All you have to do is complete targeted strength training, understand the important basics of training, physiology and nutrition and you will achieve your goals. Assuming the necessary discipline and a bit of ambition. But if you weren’t on this page, if you didn’t want to change something about yourself.
The fitness industry’s sales systems are very sophisticated and work extremely well, especially for women. Why? Because they are based on your greatest fear: You are afraid of not looking feminine anymore!
If all women knew that you just had to do adequate strength training and a training-goal-oriented diet in order to achieve your personal dream body, the big pharmaceutical and fitness companies would be missing millions of euros in sales.
It’s a lot easier to make yourself believe that you should never train like a man if you want to stay a woman. Or?
Why can’t women build as much muscle as men?
As we have already mentioned in many other articles about muscle building in women, the steroid hormone testosterone has the greatest influence on growth processes in men and women. Many also call it the “male sex hormone”.
Up to adolescence, the testosterone level in boys and girls is at a similar level, which is why the relative muscle strength at this age is also comparable. The difference in testosterone levels in men and women only increases exponentially with the hormonal surge that occurs with puberty. While the increase in testosterone levels in girls between the ages of 14-15 is minimal, in boys an increase of around 10 times the amount can be observed, which continues until the end of puberty. From this point on, strength and muscle mass diverge considerably between men and women.
This natural testosterone deficiency persists with age and makes it impossible for women to gain muscle growth comparable to men. If you don’t use anabolic steroids as a woman, you can’t build massive mountains of muscle either !?
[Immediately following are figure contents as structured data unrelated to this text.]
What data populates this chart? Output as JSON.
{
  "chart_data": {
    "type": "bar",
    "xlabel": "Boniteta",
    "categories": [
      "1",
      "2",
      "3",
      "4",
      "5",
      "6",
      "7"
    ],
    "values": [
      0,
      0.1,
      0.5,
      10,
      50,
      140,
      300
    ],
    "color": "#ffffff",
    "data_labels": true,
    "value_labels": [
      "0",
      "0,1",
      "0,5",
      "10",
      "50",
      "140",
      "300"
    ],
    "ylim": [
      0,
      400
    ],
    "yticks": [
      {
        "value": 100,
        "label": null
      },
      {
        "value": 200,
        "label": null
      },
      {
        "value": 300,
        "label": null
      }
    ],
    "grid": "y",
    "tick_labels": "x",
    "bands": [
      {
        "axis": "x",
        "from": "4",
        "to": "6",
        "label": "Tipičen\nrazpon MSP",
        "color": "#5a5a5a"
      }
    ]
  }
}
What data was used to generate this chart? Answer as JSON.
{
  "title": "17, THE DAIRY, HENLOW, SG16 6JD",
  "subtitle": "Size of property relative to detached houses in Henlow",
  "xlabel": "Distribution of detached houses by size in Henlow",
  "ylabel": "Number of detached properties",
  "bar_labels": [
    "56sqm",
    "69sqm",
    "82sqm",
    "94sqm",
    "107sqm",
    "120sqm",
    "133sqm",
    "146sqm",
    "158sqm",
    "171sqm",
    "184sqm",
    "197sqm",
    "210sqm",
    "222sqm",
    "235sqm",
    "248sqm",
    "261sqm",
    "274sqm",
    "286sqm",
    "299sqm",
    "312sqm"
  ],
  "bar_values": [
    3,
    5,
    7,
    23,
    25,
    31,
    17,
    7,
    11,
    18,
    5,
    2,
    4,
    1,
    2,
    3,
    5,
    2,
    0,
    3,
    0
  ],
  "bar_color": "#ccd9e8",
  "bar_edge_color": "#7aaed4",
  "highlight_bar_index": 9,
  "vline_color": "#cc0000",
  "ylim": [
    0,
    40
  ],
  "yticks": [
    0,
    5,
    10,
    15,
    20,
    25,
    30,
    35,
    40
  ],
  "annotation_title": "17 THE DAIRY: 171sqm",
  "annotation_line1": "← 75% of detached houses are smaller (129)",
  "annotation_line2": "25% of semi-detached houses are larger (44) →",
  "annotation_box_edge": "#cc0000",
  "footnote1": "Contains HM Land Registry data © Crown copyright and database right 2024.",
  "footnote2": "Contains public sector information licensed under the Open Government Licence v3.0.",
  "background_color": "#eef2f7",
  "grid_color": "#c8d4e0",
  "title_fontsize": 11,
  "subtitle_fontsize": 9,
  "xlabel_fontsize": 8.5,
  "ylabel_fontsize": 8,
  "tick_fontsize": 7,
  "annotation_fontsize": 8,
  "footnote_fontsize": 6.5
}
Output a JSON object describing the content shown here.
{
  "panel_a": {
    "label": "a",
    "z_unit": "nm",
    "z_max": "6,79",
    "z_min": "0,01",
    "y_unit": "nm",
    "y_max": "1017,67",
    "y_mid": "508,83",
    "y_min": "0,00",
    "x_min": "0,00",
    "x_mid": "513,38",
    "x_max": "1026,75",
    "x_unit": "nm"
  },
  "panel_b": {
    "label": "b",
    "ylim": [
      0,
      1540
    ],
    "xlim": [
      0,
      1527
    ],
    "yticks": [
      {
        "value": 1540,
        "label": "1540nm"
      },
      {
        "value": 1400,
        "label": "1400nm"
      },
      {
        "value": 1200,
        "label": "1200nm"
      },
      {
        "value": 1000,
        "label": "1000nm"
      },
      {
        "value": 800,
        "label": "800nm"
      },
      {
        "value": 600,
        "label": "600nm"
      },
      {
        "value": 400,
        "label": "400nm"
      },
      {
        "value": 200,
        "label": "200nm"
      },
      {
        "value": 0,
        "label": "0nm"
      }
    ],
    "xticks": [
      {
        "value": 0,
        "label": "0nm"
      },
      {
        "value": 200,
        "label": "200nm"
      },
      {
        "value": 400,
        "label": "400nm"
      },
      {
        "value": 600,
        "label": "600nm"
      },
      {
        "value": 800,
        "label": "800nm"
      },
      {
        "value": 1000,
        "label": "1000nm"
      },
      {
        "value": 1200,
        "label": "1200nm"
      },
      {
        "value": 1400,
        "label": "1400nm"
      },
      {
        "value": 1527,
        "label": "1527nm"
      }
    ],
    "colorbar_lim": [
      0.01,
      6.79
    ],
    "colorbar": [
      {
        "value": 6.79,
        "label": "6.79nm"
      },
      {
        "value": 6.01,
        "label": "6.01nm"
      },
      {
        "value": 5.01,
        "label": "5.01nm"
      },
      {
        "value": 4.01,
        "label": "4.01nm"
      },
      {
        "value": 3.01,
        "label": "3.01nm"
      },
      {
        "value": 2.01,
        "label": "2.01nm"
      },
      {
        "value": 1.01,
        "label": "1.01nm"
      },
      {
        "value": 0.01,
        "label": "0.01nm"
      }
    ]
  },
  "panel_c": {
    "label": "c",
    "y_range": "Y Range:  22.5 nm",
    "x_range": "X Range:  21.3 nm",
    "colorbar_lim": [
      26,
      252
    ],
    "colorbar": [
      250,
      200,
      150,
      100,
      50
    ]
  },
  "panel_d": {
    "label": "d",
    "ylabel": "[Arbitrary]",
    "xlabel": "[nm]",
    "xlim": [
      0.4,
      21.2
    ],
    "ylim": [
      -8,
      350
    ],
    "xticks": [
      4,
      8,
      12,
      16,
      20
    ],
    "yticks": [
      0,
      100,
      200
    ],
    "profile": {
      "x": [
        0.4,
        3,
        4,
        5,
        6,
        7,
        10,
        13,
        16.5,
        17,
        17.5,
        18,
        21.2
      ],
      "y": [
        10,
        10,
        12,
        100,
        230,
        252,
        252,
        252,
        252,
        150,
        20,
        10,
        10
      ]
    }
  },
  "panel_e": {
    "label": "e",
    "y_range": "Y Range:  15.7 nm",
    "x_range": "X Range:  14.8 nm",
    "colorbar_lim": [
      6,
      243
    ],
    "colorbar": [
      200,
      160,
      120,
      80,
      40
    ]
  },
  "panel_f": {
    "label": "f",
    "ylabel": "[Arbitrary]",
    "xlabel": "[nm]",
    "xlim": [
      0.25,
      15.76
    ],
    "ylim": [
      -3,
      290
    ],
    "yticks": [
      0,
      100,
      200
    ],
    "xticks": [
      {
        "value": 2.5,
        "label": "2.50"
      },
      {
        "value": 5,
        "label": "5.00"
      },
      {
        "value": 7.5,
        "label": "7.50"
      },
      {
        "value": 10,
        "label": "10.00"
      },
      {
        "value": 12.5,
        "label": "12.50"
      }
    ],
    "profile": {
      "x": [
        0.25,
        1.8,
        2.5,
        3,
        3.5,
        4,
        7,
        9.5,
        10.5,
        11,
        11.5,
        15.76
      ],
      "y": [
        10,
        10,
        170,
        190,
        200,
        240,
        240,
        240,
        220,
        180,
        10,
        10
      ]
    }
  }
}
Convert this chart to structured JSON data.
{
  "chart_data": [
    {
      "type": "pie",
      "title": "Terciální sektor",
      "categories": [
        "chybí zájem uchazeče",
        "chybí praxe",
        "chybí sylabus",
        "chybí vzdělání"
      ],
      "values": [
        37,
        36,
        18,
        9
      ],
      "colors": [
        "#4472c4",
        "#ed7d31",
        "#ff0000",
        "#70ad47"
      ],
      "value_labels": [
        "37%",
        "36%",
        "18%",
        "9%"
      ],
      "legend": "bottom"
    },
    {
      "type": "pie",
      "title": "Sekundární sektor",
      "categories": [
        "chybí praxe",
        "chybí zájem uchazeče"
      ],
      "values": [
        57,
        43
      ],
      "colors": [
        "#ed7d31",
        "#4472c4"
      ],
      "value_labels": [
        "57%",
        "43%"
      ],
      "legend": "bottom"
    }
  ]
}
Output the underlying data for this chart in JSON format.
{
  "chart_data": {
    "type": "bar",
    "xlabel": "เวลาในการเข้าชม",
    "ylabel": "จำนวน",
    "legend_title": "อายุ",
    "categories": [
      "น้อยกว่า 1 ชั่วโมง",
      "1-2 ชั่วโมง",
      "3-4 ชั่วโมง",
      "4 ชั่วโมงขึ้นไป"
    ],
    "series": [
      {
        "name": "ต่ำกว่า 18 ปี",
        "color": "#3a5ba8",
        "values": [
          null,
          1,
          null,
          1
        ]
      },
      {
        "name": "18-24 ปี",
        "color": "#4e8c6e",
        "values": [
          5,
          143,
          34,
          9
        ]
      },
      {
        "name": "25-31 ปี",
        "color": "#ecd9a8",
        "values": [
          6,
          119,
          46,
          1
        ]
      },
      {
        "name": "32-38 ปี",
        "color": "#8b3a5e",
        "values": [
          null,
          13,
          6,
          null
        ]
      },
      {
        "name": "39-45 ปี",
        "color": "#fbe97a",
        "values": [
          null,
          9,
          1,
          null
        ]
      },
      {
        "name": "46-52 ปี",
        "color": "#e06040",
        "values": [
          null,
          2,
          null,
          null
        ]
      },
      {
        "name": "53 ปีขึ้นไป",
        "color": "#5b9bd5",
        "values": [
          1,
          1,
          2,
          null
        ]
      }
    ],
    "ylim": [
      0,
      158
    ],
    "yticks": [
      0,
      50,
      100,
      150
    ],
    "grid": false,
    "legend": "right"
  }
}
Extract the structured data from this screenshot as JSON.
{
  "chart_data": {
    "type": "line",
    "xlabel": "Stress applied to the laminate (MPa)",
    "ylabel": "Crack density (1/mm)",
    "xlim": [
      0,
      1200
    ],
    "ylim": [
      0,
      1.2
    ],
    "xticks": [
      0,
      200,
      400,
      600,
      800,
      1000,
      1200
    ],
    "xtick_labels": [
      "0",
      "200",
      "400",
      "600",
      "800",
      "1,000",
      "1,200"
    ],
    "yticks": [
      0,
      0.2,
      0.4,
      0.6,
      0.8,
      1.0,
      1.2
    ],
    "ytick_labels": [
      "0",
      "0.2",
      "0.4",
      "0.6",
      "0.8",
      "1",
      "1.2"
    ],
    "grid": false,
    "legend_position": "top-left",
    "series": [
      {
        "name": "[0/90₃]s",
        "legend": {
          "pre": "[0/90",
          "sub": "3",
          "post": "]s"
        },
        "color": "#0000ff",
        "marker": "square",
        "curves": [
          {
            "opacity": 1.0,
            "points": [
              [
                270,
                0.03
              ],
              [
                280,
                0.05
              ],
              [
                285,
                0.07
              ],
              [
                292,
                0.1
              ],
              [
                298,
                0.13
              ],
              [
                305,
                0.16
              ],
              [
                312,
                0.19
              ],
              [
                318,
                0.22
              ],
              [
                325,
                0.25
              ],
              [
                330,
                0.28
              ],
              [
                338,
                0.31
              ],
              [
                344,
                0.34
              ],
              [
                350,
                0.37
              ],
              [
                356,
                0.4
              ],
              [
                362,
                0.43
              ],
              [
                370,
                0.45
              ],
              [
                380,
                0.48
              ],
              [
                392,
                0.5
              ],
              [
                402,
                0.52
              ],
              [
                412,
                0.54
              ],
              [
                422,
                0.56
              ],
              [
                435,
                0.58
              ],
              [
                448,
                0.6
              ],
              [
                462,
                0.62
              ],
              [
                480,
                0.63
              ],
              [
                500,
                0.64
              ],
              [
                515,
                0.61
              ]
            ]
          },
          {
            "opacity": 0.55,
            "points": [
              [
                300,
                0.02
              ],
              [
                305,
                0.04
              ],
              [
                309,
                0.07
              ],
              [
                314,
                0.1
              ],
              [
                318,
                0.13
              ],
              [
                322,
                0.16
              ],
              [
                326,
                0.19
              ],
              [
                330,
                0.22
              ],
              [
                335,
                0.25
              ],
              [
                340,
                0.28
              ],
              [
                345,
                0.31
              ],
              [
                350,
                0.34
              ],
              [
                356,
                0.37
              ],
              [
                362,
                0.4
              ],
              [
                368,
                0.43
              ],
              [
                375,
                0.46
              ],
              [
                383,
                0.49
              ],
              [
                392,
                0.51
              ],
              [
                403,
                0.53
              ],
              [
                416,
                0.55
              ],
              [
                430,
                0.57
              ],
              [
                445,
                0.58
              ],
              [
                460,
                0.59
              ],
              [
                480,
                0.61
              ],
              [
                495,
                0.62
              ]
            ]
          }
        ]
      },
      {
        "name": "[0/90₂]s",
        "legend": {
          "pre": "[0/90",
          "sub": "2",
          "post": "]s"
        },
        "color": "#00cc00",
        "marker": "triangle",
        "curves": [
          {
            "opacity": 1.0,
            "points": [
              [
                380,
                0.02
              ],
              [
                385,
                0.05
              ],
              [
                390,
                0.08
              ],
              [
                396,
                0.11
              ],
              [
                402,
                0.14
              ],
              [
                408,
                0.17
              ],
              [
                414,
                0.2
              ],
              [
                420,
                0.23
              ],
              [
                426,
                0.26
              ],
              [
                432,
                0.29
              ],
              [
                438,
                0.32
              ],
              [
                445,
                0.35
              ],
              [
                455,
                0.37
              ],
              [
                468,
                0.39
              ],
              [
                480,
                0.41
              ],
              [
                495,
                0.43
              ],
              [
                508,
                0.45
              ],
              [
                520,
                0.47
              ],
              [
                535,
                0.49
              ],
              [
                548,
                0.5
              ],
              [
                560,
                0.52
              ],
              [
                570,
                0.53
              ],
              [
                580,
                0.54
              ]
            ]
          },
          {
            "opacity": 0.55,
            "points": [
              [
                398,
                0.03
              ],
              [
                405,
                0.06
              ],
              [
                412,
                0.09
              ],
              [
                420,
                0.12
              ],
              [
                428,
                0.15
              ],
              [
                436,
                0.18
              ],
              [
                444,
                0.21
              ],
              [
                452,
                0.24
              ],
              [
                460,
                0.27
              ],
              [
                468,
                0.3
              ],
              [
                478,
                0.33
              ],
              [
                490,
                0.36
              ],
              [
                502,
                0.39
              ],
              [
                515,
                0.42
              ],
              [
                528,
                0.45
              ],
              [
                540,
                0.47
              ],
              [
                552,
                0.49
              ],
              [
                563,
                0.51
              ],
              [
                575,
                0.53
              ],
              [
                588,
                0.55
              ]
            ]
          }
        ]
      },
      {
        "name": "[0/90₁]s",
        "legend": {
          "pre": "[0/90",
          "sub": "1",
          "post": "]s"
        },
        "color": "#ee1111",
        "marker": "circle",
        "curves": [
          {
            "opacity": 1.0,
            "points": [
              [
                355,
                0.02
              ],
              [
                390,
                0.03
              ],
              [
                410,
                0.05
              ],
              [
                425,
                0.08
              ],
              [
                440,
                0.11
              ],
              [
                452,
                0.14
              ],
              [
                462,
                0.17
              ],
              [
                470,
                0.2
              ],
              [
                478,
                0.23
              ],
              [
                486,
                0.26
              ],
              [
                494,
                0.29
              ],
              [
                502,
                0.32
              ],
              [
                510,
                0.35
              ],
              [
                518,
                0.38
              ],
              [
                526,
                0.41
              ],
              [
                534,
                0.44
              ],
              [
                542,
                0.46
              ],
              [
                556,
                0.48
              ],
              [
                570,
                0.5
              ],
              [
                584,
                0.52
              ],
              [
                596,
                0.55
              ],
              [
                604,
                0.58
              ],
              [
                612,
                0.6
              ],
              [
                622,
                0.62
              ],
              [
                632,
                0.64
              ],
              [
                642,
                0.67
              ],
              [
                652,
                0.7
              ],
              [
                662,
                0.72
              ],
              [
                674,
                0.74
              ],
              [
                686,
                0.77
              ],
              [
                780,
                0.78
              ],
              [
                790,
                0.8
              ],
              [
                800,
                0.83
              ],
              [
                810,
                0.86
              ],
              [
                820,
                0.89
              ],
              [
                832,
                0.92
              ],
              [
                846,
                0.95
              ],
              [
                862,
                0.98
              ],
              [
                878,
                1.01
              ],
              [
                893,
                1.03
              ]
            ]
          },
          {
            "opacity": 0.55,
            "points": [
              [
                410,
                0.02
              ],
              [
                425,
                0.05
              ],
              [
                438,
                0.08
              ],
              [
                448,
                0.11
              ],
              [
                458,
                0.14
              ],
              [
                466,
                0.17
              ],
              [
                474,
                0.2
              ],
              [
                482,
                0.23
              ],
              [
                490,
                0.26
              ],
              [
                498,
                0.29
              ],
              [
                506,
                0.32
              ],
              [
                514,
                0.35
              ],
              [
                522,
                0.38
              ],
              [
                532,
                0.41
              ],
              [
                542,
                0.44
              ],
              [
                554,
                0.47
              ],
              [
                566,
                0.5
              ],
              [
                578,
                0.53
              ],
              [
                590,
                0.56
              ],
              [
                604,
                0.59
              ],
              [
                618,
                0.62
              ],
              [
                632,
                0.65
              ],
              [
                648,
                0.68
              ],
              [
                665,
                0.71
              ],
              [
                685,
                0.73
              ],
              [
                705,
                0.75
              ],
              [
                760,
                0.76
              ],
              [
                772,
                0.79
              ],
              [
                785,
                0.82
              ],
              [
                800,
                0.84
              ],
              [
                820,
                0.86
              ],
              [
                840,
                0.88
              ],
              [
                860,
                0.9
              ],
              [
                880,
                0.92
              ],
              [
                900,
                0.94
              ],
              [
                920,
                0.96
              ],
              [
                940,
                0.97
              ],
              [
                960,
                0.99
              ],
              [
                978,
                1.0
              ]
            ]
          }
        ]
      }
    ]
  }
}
How do I train properly as a woman?
Since you now know that your natural muscle growth is very limited due to hormonal or genetic differences to men, you no longer have to worry that you will build massive mountains of muscle as a woman through regular and intensive strength training.
So if you want to achieve really impressive and visible training success , you can’t avoid strength training. It doesn’t matter whether you want to tighten your buttocks, legs or back or want to lose weight on your stomach, hips or legs – it all starts with targeted strength training. If you have already gained a lot of experience and are familiar with the fundamental basics of muscle building training, you can download one of our free training plans for women directly and start your training.
If you need help and support with training and have not yet mastered the essential basics of training, nutrition and physiology of women, you can use our hypertrophy guide for women to help! This article is a small excerpt from the guide.